No, a large cocked hat is suspect. However, if you take four stars three of them, out of the four, should meet. Sometimes, because of cloud cover, the star sights are a few minutes more apart than they should be and the ship is travelling in the meantime. Let's face it, it can never be mathematical.

How did you previously calculate the readings? I've still got my US airforce surplus starfinder. It consists of a few clear plastic discs which were selected depending on latitude. You turned the discs to the hour angle and I found the brightest stars as soon as twilight started.

John Cassels
25th December 2011, 09:46
Very seldom did I ever not have a cocked hat even with 4 stars.

Always used the US air navigation tables both in preparation then in
calculation. Gave you an intercept from a fixed degree of latitude.

Split
25th December 2011, 10:25
Very seldom did I ever not have a cocked hat even with 4 stars.

Always used the US air navigation tables both in preparation then in
calculation. Gave you an intercept from a fixed degree of latitude.

Ok. If we are both able to chat to each other here, I guess we both got there, somehow or other! (*))

Have a good Christmas. We are leaving for SIL's home in a couple of hours. My daughter's navigating!

NoR
25th December 2011, 10:43
As I remember DR was arrived at by applying course and distance steamed through the water only. EP was when you applied drift and leeway.

Remember going from Birkenhead to Seven Islands in 1967 on DR all the way in fog (and ice). I'm sure that wasn't uncommon. A 2nd Mate once told me that being a good guesser was part of being a good navigator and that if the horizon was dodgy you were better with no sight at all rather than adding to the general uncertainty.

Cisco
25th December 2011, 12:07
The engine distance assumes the propellor to be 100% efficient but of course it isn't. The percentage difference between what a 100% efficient propellor estimates and what the ship actually does is "slip".

My point Ed Zachery.... it totally ignored any current experienced during the day and one could end up with positive slip....
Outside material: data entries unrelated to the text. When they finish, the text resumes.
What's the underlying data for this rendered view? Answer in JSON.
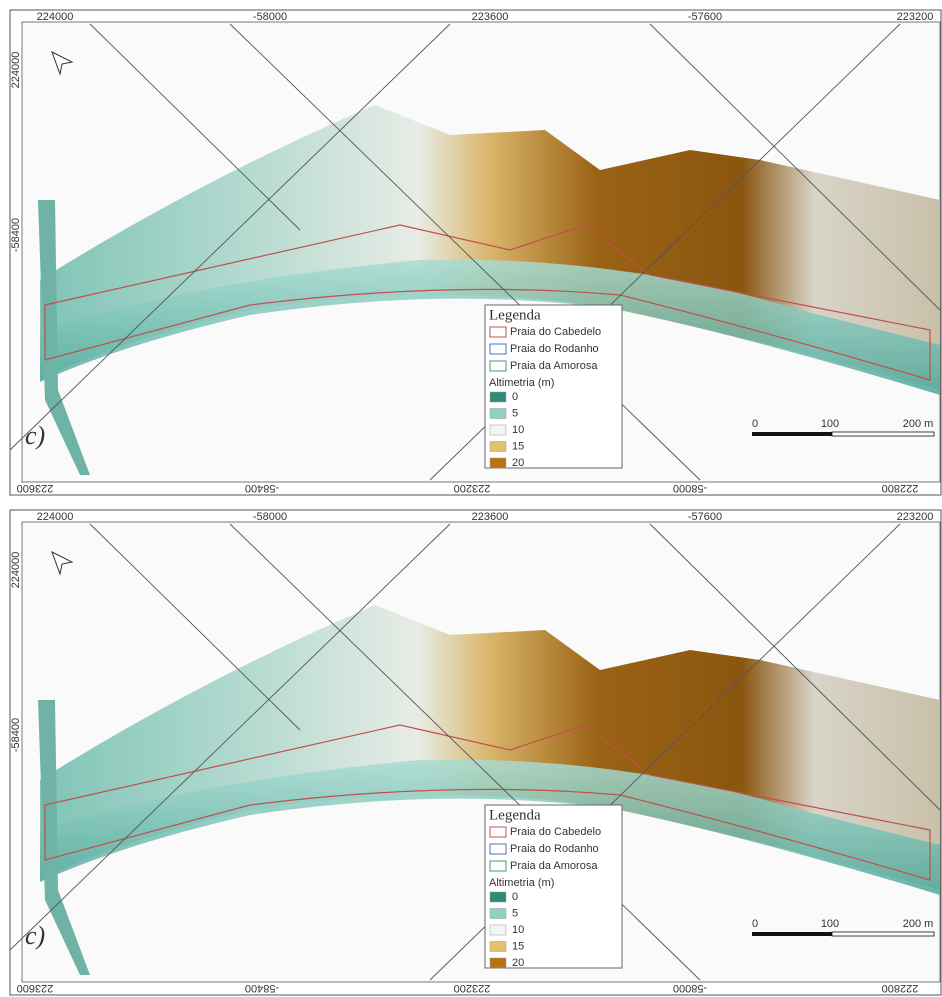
{
  "panels": [
    {
      "top_labels": [
        "224000",
        "-58000",
        "223600",
        "-57600",
        "223200"
      ],
      "left_labels": [
        "224000",
        "-58400"
      ],
      "bottom_labels": [
        "223600",
        "-58400",
        "223200",
        "-58000",
        "222800"
      ],
      "panel_label": "c)",
      "legend": {
        "title": "Legenda",
        "areas": [
          "Praia do Cabedelo",
          "Praia do Rodanho",
          "Praia da Amorosa"
        ],
        "altimetry_title": "Altimetria (m)",
        "classes": [
          "0",
          "5",
          "10",
          "15",
          "20"
        ]
      },
      "scale_bar": [
        "0",
        "100",
        "200 m"
      ]
    },
    {
      "top_labels": [
        "224000",
        "-58000",
        "223600",
        "-57600",
        "223200"
      ],
      "left_labels": [
        "224000",
        "-58400"
      ],
      "bottom_labels": [
        "223600",
        "-58400",
        "223200",
        "-58000",
        "222800"
      ],
      "panel_label": "c)",
      "legend": {
        "title": "Legenda",
        "areas": [
          "Praia do Cabedelo",
          "Praia do Rodanho",
          "Praia da Amorosa"
        ],
        "altimetry_title": "Altimetria (m)",
        "classes": [
          "0",
          "5",
          "10",
          "15",
          "20"
        ]
      },
      "scale_bar": [
        "0",
        "100",
        "200 m"
      ]
    }
  ]
}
Re the cocked hat... I always used to run each p/l up to a set time.. small correction.. but gave better accuracy... if you didn't do that and stars were taken over..say... 9 mins at 15 knots then a fair sized cocked hat was inevitable.

China hand
25th December 2011, 19:29
Mid Pacific, 15 knots, 6 stars, 2 mile cocked hat, so what? Making a landfall, something else. But we all knew our fixes were good or suspect and used them accordingly, as did everyone until satnav, and a few of us after.